Suarez argues that the national mining sector is rapidly changing. Where it was once characterized by small and medium-sized enterprises, it is increasingly marked by large-scale opencast mining, supported by transnational financial capital. The development of the industry is being shaped by the dominance in national policy circles of neo-classical economics, with direct consequences for communities and the environment throughout Colombia.

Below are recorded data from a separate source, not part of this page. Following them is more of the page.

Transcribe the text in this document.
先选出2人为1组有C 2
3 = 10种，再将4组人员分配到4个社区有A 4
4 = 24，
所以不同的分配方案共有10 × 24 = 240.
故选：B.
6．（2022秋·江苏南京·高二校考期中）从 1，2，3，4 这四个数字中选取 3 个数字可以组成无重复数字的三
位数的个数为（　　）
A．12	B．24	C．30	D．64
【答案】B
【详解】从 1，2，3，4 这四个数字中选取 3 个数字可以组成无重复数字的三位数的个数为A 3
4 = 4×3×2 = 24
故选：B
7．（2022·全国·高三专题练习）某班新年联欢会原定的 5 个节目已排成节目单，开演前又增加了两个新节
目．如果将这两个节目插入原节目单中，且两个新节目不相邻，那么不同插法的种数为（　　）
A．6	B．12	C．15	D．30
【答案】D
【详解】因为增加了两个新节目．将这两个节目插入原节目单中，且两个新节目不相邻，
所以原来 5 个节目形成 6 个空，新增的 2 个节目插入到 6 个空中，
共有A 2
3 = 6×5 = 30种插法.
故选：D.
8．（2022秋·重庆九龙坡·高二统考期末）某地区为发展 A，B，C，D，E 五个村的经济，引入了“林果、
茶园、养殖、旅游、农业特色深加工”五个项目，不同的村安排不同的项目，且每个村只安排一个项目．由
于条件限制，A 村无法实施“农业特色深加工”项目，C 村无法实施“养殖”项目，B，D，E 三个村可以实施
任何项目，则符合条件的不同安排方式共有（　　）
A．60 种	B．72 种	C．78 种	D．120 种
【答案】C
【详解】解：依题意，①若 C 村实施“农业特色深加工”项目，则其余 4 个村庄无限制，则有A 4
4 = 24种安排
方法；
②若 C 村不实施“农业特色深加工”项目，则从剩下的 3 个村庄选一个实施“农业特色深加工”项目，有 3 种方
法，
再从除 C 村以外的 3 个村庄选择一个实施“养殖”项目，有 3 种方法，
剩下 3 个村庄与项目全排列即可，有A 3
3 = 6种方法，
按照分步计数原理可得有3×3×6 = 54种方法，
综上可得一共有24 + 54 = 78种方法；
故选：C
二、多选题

Much of the burden of mining is being borne by the country’s indigenous peoples. Suarez finds it particularly telling that former Mining Minister Mauricio Cardenas told a meeting of investors in Toronto that the new Vice-Ministry of Mines existed to keep them happy, to solve their problems, and that, while the investors needed to consult indigenous peoples, there was no indigenous veto. This is legally questionable given that the country has ratified International Labour Organisation’s Convention 169 on the rights of indigenous and tribal peoples.

In the absence of a national mining policy and a more comprehensive analysis of economic and other costs and benefits, there are also concerns over the principle of self-government on a national level, says Suarez. The dynamics at play in the current arrangements (or lack thereof) mean that opencast mining is the dominant form of mineral exploitation – a model that has the greatest impact on society. Despite its associated externalities, Suarez notes that “...the royalty charged is 3%, the same rate that was set five centuries ago by the queen of Spain.”